El Gobierno se libra de pagar indemnizaciones millonarias a los afectados de Santa Marina

Copa Presidente de Cantabria, en el campo de Santa Marina./Loren
Copa Presidente de Cantabria, en el campo de Santa Marina. / Loren

El Tribunal Superior de Justicia dicta la primera sentencia que exime al Ayuntamiento de San Vicente de la Barquera y al Ejecutivo de resarcir a los promotores de la urbanización, que exigen más de 30 millones

CONSUELO DE LA PEÑASantander

Las secuelas del boom urbanístico siguen purgándose en los tribunales. Es el caso del proyecto de Santa Marina, en San Vicente de la Barquera, que nació en 2001 y contemplaba la construcción de 350 viviendas en un paraje idílico próximo al Parque natural de Oyambre. Desde entonces, uno tras otro, han sido anulados en cascada todos los instrumentos urbanísticos que lo sustentaban. Los tribunales anularon primero el Plan Especial de Protección de Oyambre, después las Normas Subsidiarias del municipio, a continuación el Plan Parcial de San Marina y, por último, el proyecto de urbanización. Los propietarios del suelo y promotores del proyecto reaccionaron presentando varias demandas, en las que reclaman indemnizaciones por una cuantía estimada superior a los 30 millones de euros.

El primer fallo del Tribunal Superior de Justicia de Cantabria (TSJC) ha salido ahora, y es favorable al Gobierno y al Ayuntamiento, lo que supone un respiro para ambas administraciones, que se han librado de afrontar pagos millonarios.

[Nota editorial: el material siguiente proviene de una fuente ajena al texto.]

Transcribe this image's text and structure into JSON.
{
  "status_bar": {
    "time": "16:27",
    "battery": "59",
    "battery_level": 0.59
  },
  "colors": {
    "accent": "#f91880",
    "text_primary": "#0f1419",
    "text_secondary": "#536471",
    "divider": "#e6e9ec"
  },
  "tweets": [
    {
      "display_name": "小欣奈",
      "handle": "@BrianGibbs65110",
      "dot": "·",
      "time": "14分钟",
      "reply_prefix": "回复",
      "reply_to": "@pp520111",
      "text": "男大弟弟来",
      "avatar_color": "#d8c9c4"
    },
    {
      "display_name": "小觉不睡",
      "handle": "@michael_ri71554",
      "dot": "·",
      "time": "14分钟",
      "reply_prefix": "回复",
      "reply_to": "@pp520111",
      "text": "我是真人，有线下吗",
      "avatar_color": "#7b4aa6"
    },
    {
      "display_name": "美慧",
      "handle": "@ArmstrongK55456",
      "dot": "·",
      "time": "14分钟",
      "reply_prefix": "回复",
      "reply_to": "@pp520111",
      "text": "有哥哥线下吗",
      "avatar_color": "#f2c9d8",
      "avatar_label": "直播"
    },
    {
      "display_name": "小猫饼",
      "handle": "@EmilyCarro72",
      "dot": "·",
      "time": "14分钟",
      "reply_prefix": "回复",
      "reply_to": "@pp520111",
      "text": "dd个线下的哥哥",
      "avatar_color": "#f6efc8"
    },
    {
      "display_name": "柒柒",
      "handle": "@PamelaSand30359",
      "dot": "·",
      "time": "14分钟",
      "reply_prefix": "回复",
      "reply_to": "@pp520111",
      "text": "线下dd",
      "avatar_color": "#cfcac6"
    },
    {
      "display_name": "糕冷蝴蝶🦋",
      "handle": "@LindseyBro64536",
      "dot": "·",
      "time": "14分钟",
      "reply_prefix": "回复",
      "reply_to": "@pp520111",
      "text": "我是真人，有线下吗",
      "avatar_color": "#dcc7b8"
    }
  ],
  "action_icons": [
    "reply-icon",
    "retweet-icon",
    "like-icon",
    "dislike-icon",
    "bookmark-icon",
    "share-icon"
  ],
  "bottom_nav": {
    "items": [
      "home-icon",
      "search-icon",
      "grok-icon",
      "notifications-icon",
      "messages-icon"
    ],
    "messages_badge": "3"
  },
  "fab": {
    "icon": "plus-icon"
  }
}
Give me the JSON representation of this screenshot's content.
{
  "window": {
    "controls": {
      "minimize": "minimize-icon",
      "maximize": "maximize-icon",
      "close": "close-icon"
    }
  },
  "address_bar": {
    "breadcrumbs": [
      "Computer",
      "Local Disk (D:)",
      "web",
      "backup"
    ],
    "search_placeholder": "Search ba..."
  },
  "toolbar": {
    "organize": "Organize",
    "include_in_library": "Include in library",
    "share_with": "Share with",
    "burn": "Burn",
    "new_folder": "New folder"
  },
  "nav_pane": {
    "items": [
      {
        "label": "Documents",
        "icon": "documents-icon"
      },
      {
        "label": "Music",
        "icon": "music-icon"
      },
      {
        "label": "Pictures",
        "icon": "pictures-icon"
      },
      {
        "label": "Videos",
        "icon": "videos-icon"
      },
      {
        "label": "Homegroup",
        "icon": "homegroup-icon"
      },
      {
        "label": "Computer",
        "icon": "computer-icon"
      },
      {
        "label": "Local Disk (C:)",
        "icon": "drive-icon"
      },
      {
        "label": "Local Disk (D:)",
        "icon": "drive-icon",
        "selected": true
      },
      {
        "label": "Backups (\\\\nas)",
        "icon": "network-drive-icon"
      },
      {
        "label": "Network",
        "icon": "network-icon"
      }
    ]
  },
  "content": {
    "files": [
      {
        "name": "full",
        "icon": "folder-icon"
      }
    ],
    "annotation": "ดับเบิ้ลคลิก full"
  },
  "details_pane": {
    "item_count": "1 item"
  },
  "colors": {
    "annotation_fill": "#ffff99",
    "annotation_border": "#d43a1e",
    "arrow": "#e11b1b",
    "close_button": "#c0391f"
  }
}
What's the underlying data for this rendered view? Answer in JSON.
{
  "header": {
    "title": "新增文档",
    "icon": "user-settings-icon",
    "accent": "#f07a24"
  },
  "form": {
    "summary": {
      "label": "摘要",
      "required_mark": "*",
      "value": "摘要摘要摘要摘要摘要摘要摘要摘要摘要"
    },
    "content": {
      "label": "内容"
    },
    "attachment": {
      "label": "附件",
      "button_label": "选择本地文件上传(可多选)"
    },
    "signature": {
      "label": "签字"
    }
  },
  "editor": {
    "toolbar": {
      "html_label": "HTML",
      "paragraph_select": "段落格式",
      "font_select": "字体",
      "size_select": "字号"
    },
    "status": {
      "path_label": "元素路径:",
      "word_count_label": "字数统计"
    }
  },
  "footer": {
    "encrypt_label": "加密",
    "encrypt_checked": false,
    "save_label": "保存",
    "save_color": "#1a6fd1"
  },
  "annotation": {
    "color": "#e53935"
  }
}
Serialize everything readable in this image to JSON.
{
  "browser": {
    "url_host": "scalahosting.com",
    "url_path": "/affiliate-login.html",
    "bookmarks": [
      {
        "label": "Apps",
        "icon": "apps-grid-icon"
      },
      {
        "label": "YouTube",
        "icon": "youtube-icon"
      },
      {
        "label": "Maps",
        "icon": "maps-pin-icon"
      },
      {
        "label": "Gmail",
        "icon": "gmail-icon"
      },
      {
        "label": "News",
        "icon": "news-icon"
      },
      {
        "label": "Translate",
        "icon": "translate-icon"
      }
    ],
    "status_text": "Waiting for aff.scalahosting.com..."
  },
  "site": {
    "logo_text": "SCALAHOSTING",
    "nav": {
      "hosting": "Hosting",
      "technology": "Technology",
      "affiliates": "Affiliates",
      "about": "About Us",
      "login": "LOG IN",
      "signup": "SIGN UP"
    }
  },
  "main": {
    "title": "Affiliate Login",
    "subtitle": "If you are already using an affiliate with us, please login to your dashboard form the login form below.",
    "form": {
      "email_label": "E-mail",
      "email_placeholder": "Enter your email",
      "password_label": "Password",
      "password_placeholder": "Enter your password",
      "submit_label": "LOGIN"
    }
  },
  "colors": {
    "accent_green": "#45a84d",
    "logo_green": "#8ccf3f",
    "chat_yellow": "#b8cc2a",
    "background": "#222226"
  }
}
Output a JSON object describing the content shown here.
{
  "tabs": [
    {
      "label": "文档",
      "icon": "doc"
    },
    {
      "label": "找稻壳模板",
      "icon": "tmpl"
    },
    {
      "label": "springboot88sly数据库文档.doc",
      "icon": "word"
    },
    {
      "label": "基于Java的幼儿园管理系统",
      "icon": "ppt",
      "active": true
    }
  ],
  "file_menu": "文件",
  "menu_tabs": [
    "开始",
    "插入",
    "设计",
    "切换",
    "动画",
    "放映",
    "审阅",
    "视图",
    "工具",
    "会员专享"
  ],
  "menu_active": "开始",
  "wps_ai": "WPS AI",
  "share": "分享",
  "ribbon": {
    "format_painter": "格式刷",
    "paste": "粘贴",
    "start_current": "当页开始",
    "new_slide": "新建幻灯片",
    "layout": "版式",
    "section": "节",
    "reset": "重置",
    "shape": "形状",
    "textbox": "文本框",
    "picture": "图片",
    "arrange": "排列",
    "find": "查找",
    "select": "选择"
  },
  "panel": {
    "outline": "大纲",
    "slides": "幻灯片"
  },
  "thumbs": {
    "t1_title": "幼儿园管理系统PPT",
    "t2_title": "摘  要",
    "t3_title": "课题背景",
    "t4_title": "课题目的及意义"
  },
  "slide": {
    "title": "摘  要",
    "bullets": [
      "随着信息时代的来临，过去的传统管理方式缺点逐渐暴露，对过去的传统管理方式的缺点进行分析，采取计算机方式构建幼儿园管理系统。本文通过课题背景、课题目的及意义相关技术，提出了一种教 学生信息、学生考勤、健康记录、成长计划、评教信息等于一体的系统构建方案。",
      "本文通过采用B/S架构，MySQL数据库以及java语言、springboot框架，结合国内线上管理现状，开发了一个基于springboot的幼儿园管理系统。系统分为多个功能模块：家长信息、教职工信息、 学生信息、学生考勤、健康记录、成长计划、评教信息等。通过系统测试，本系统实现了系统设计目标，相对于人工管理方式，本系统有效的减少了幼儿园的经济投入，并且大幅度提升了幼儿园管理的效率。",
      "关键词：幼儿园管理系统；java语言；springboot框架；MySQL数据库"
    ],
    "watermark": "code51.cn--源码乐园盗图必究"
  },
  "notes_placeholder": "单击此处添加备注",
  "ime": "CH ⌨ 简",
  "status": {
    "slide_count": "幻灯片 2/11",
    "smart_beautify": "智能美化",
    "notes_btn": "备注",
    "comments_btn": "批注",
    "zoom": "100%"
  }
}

Esta primera sentencia resuelve el recurso presentado por Comunidad La Viña, propietaria de una de las fincas donde se iba a edificar, que reclamaba más de 350.000 euros por los daños patrimoniales derivados de la imposibilidad de ejecutar el proyecto. Pero otro de los recurrentes, Manuel Ruiz de Villa, elevó la indemnización exigida a 26,4 millones, cantidad a la que hay que sumar la exigida por otros dos afectados. Estos recursos todavía no han sido resueltos por la Sala de lo Contencioso Administrativo, pero todo hace pensar que correrán la misma suerte porque se trata del mismo supuesto.

No hay daño porque el nuevo PGOU permite construir más casas en otra zona

La Comunidad La Viña argumentó que como propietaria minoritaria de la Junta de Compensación creada para desarrollar el proyecto, sufrió una serie de perjuicios como consecuencia de la anulación de los distintos instrumentos urbanísticos que ejercían de paraguas de la actuación. Pero los argumentos del tribunal son muy claros. Subraya que no se ha acreditado daño alguno porque el valor del suelo, lejos de reducirse, se ha visto incrementado con el nuevo Plan General de Ordenación Urbana de San Vicente, aprobado en 2016, ya que permite construir 644 viviendas frente a las 350 previstas anteriormente, al trasladar la edificabiliad de la zona afectada por el PORN de Oyambre al resto del ámbito de actuación. Además explica que las obras realizadas (construcción de viales principalmente) son legalizables, por lo que tampoco habría perjuicio. Y es que el nuevo plan nace con un «afán compensatorio» ante los posibles perjuicios provocados por las anulaciones judiciales, según se reconoce en la sentencia.

Los tribunales anularon en cascada los instrumentos urbanísticos que sustentaban el proyecto

La Sala se basa en varios informes técnicos para llegar a esa conclusión y recuerda que el propio estudio pericial de la demandante «permite apreciar por comparación un posible incremento de valor del terreno con mayores y unas mejores posibilidades edificatorias contrariamente a lo afirmado en el recurso». En este sentido, el tribunal destaca que tanto el informe pericial de la Administración como los informes del arquitecto municipal confirman que el nuevo PGOU multiplica por cuatro la edificabilidad media de la zona edificable, lo que beneficia a los distintos propietarios, y además «el grueso de las obras ya ejecutadas son válidas y se contemplan en el nuevo planeamiento».